The telling of interesting stories must come with the territory when your middle name is the number 8 (Chinese for prosperity) instead of a word, as Jennifer 8. Lee proves in her book, The Fortune Cookie Chronicles: Adventures in the World of Chinese Food. The chronicles begin with the symbolic item that all ends all meals in a Chinese restaurant – the simple, yet venerable, fortune cookie. Lee writes: “For people who don’t have time to contemplate the life well lived or read Confucius, Immanuel Kant, or Aristotle, fortune cookies provide the Cliffs Notes version of wisdom.” Along with pithy bits of insight, the slips of paper inside the cookies also offer a set of lucky numbers for lottery players. On a fortuitous day in 2005, beyond all statistical probability, the Powerball lottery was won by 110 people across the United States – all playing the same numbers “spoken” to them by fortune cookies. This intriguing story sets Lee off on a cross-country spree to the Chinese restaurants that had unwittingly passed on the lucky numbers to the jackpot winners.

It is on this journey that the thread of Chinese culture links together stories of kosher food in Chinese-Jewish restaurants, the takeout delivery revolution in Manhattan in 1976, the debate over hand-made versus machine-made fortune cookies, and the invention of the folded takeout cartons. All these stories in Chinese food history emphasize the immigration of the Chinese people and the Americanization of their food, even going so far as giving the nickname of “Frankensauce” to soy sauce made in the United States, which is drastically different from the naturally-brewed sauces, aged as wine would be, in China. Even the creation of the fortune cookie has endured a legal battle; far from authentic Chinese confectionary, a U.S. federal judge officially deemed it to have originated in San Francisco by Asian immigrants.

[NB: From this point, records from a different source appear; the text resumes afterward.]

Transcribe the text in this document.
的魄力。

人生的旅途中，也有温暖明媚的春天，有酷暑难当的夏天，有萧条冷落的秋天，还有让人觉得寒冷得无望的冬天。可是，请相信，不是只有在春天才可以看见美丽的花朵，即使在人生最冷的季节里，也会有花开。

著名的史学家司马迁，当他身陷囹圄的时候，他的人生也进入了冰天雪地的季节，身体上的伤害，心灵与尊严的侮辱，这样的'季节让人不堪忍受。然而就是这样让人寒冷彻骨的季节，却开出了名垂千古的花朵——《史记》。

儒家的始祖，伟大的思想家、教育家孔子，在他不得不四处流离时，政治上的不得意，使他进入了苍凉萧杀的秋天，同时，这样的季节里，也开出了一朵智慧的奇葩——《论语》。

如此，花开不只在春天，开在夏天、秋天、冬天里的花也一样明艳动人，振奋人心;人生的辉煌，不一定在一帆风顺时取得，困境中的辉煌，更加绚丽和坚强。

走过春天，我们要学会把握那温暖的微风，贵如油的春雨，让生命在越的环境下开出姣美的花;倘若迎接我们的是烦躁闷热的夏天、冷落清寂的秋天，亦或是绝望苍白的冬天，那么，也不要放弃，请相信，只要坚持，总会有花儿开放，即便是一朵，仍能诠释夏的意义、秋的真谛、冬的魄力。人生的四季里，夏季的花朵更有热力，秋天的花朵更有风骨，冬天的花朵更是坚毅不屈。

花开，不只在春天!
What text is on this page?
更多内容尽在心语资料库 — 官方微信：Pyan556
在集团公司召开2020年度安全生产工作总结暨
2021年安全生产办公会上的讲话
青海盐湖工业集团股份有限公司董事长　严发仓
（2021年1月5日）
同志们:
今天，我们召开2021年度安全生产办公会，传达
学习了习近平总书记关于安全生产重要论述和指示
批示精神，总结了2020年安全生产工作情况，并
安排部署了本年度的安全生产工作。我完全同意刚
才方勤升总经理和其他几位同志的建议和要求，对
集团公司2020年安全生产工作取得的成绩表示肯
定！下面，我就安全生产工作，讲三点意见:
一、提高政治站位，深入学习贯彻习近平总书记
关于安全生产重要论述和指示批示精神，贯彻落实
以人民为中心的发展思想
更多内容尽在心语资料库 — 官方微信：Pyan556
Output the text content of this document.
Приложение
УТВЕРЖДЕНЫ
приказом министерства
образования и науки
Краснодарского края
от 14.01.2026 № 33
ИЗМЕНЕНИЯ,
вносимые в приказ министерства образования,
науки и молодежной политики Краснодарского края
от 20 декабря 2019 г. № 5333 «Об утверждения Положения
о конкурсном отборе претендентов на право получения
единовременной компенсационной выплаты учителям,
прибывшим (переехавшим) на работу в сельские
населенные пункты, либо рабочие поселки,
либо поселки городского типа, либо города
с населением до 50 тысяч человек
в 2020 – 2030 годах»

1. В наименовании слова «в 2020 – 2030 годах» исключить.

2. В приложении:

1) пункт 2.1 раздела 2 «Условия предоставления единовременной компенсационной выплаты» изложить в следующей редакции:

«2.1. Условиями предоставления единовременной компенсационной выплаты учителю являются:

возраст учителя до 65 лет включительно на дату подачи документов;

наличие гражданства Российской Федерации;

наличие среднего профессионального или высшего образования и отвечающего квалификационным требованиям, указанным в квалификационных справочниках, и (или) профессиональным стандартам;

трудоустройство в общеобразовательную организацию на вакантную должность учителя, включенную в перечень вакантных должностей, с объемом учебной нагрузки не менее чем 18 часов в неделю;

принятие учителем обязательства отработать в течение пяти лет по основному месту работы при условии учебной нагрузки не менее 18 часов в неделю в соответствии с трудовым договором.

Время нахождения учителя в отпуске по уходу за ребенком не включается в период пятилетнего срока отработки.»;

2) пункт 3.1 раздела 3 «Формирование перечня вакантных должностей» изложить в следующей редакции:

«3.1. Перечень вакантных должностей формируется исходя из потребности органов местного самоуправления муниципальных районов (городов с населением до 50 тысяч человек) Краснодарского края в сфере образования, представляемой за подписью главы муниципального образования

Lee’s overriding theme throughout the book is that Chinese food in the United States may be named after its country of origin, but it is not Chinese and she concludes that “the Americanness of fortune cookies should have served as a hint for what else I was to learn about Chinese food … As a child, I never considered it strange that the food we ordered from Chinese restaurants didn’t quite resemble my mom’s home cooking.” But Chinese food has become a world-wide, family ritual and does not have to originate in China but rather “incorporate indigenous ingredients and utilize Chinese cooking techniques,” resulting in Szechuan alligator in Louisiana and chow mein sandwiches in Rhode Island. Even General Tso’s Chicken, a staple in American-style Chinese restaurants, is unfamiliar to most restaurant cooks in China.

The cultural tidbits uncovered by Lee’s investigations around the world are enthralling and the phenomenon that led to numerous U.S. citizens winning the jackpot with the same mass-produced grouping of random numbers from a fortune cookie may go down as one of history’s great mysteries. Was it just luck or could it have been fraud? There may be no definitive answers, but most of us continue to be transfixed by the proverbial wisdom that fortune cookies offer, whether it’s for a new direction in live, improved health and happiness, or just a bit of extra money. Lee’s book underscores that good things can happen when you pick up a bag of takeout from your favourite Chinese restaurant and keep the faith that anything is possible when the luck of the fortune cookie is with you.